Top Republican throws cold water on struggling FDA nominee

“We are working hard and HHS is working hard every day to get Dr. Califf [confirmed],” the White House spokesperson said. “We believe it is extremely important to have a confirmed head of the FDA in the midst of the pandemic.”

Two other moderate Republicans who Democrats have been courting to support Califf’s nomination — Sens. Rob Portman (R-Ohio) and Pat Toomey (R-Pa.) — similarly told POLITICO on Tuesday that they remain undecided, and declined to share details about their thought process or outstanding concerns. Toomey did, however, confirm that his office has been hearing from the anti-abortion groups that have mobilized to try to sink Califf’s nomination over his past work at the agency on abortion pills under the Obama administration.

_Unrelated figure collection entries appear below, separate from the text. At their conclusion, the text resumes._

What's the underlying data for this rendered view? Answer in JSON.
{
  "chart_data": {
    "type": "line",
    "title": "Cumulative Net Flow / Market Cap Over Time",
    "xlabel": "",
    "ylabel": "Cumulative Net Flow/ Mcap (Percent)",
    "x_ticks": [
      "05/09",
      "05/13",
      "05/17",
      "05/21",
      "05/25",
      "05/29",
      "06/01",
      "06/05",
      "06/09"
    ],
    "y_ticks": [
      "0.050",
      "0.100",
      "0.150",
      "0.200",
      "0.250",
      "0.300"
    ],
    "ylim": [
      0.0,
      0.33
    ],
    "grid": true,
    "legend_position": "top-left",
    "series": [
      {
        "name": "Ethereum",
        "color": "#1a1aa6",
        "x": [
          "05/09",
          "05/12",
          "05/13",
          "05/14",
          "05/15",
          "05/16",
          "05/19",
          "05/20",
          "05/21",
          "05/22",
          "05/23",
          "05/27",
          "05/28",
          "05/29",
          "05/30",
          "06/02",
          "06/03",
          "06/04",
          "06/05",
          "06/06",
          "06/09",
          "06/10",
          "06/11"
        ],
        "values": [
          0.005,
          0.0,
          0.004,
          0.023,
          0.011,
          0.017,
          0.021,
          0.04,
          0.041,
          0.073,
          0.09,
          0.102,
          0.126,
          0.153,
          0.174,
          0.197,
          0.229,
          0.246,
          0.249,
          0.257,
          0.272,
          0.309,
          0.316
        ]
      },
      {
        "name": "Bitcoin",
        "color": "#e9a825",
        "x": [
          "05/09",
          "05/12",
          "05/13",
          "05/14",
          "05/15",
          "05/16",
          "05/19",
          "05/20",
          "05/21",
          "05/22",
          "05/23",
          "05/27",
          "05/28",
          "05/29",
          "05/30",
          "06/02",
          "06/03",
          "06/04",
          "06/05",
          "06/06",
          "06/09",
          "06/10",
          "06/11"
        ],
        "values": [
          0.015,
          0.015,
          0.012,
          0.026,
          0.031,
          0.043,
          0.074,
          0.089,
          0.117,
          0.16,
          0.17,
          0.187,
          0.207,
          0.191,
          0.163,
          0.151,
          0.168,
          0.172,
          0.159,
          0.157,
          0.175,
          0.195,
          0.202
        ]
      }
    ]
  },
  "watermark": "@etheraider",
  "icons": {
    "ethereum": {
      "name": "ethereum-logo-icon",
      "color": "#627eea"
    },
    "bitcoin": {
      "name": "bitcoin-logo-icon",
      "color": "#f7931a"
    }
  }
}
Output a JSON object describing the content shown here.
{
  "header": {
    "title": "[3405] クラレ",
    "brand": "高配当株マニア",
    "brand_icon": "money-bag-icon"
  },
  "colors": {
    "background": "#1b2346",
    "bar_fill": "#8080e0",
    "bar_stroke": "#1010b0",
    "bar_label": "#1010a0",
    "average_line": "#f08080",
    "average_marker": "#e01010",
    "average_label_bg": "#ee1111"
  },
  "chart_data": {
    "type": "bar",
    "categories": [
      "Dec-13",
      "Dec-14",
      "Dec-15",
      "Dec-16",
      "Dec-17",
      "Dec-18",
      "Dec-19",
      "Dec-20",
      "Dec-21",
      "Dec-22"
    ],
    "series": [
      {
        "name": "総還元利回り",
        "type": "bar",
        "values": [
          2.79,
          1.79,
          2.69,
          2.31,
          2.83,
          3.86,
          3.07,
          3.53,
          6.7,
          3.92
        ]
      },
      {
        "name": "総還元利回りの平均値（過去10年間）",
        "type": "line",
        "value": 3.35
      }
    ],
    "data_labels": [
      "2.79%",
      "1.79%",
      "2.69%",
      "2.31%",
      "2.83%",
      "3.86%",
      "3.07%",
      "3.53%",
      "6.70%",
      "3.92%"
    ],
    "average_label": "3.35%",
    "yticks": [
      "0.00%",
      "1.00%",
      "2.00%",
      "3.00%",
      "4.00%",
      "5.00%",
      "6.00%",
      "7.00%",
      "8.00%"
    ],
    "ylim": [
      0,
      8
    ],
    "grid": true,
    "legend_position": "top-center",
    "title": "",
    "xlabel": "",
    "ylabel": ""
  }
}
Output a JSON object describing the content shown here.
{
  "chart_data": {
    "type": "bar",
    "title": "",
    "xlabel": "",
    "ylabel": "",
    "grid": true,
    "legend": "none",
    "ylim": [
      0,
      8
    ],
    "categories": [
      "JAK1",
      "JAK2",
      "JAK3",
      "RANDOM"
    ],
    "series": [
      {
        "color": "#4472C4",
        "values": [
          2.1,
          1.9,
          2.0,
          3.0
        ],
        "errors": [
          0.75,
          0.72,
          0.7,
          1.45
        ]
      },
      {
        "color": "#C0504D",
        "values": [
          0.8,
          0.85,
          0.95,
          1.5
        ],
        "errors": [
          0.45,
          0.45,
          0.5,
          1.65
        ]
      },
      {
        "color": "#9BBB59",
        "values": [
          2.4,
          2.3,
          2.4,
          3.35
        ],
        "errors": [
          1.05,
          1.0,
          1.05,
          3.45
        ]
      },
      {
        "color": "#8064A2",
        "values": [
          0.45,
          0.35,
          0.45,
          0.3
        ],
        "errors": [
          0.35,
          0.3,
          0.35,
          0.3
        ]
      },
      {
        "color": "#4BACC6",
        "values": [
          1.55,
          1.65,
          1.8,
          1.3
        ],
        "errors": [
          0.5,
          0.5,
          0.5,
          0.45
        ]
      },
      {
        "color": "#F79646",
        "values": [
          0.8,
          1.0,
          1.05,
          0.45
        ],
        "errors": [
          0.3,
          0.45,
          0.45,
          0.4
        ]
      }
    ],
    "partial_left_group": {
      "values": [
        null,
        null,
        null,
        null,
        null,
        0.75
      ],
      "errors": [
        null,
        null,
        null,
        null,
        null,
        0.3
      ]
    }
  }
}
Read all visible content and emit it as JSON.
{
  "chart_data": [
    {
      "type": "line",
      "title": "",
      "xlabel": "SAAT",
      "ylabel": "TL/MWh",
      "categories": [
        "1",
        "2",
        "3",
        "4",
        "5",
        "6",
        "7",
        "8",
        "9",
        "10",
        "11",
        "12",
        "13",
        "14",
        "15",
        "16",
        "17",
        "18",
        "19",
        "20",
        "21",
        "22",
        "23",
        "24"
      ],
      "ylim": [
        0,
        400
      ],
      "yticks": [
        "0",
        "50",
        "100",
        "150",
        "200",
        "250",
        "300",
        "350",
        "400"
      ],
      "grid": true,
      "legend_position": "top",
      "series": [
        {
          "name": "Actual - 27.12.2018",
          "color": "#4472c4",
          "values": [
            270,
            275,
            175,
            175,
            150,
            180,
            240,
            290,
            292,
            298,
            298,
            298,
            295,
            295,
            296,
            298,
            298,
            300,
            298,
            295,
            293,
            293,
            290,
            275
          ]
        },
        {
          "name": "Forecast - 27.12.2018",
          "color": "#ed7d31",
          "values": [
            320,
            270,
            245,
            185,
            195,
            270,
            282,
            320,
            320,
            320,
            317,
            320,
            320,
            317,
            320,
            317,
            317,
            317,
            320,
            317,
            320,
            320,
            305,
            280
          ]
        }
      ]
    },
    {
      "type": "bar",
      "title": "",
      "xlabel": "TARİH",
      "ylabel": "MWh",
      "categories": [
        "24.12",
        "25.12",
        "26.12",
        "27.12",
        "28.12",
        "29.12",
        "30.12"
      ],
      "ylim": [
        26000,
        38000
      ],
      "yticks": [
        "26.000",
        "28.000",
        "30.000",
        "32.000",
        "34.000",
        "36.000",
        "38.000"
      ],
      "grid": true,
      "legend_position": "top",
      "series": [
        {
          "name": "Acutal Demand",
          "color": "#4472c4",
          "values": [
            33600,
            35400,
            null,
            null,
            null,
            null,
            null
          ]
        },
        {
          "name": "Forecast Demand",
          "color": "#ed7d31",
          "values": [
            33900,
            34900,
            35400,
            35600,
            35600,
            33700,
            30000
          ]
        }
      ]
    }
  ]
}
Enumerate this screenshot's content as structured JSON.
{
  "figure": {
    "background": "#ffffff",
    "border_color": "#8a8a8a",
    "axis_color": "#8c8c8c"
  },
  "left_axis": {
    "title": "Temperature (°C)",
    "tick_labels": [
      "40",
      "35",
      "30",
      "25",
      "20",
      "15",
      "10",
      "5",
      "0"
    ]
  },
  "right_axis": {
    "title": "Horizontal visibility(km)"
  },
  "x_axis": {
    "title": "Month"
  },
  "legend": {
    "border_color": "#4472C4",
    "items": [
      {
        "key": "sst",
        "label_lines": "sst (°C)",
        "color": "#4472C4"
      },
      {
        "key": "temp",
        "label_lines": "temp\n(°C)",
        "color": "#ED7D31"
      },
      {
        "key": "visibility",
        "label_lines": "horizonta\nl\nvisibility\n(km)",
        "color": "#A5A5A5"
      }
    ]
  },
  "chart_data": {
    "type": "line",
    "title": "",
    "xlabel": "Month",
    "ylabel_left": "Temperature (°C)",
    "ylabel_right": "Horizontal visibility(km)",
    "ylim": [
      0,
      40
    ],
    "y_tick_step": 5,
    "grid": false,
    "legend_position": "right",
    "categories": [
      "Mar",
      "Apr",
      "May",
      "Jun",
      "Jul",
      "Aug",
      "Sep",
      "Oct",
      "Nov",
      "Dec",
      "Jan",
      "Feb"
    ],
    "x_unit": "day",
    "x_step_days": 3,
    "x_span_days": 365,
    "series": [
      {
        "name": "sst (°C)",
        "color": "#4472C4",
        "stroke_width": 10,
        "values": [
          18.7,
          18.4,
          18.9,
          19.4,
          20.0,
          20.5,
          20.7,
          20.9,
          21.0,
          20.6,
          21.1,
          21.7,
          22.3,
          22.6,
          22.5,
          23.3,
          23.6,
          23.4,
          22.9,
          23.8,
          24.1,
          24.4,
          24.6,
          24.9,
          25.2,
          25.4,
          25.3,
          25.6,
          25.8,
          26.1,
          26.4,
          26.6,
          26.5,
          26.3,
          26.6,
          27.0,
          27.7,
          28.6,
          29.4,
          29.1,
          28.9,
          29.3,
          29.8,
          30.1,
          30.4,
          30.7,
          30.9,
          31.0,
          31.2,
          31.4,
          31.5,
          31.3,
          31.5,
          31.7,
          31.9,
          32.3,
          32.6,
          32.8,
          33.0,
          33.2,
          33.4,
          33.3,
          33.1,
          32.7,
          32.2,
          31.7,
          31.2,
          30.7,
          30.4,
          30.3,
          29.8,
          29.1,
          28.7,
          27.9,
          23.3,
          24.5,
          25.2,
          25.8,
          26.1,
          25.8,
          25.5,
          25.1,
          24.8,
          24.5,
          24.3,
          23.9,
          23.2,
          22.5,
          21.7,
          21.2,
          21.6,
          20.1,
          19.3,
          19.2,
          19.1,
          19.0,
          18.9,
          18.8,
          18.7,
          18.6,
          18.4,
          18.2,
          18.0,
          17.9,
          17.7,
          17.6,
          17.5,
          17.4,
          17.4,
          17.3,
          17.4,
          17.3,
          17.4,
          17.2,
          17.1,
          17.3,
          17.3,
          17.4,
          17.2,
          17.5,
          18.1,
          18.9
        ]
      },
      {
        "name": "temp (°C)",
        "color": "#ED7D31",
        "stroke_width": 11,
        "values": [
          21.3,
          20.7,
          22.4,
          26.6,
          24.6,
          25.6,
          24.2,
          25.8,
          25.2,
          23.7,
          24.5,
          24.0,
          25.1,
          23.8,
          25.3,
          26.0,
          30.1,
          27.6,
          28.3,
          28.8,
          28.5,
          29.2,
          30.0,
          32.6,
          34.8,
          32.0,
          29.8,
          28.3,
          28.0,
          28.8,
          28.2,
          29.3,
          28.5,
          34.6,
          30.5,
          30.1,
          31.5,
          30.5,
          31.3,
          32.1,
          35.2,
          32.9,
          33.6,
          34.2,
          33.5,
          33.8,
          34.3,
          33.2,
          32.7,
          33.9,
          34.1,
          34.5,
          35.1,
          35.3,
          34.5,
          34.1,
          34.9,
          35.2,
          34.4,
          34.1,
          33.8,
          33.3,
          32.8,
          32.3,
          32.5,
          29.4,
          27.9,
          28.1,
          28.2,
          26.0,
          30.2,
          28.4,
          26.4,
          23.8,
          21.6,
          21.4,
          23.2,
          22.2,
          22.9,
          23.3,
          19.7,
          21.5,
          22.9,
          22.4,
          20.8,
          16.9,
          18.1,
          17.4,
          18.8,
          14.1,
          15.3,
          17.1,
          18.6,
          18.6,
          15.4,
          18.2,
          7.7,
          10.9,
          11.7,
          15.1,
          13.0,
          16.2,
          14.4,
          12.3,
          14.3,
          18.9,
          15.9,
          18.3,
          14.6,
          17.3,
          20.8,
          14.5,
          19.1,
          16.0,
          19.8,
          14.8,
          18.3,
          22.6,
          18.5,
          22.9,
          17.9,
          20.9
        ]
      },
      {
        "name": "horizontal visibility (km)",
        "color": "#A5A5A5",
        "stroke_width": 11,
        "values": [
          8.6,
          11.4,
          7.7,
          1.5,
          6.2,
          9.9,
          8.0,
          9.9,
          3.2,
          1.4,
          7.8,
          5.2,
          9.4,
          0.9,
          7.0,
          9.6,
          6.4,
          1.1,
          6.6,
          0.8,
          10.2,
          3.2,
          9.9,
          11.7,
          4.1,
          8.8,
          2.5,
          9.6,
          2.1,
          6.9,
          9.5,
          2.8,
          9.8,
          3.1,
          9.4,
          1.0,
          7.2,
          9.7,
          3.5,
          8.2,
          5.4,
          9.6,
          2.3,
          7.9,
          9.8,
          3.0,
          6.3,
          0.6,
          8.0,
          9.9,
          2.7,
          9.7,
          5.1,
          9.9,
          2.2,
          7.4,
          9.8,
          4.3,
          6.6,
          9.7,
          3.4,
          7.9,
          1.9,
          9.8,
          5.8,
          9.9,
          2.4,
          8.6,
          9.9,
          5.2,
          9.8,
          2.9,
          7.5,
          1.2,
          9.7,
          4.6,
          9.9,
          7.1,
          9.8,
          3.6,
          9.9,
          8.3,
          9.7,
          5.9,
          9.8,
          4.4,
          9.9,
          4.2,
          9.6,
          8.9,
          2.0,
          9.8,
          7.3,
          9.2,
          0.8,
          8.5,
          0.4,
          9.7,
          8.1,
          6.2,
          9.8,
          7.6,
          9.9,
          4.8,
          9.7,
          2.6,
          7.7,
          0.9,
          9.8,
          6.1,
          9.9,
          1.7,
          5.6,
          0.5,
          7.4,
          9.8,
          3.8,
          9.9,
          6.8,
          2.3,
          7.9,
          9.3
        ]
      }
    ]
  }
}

President Joe Biden must persuade at least five Republicans to support Califf because five Democrats have publicly signaled they plan to vote against the former Obama FDA commissioner, citing concerns about his record on opioids when he last ran the agency as well as his subsequent time in the private sector. Several more remain undecided.

Califf recently led health strategy at Alphabet, Google’s parent company, where he pocketed millions in stock and salary. He also held investments in health care companies including drug companies Amgen, Gilead Sciences and Bristol Myers Squibb.

Sen. Ron Wyden (D-Ore.) told reporters Tuesday that while he spoke with Califf Monday, he too is undecided and plans to send several follow up questions related to “how he would, at FDA, hold the big pharmaceutical companies accountable.”

Asked whether it seems the Biden administration is still firmly backing Califf, Wyden noted that White House staffers were on their Monday call.

Sen. Elizabeth Warren (D-Mass.) indicated earlier this week she would support Califf after receiving a commitment from the cardiologist that he would not seek a job or compensation from drug or device companies he interacts with for four years after leaving public service. He also pledged to recuse himself from decisions on companies he’s worked with for four years if confirmed, instead of the standard two-year period.

Wyden told POLITICO that the ethics pledge was “constructive” but not enough to secure his vote.

“I hope the politics can come together enough to get him through Congress as soon as possible,” former FDA Commissioner Mark McClellan told reporters Tuesday.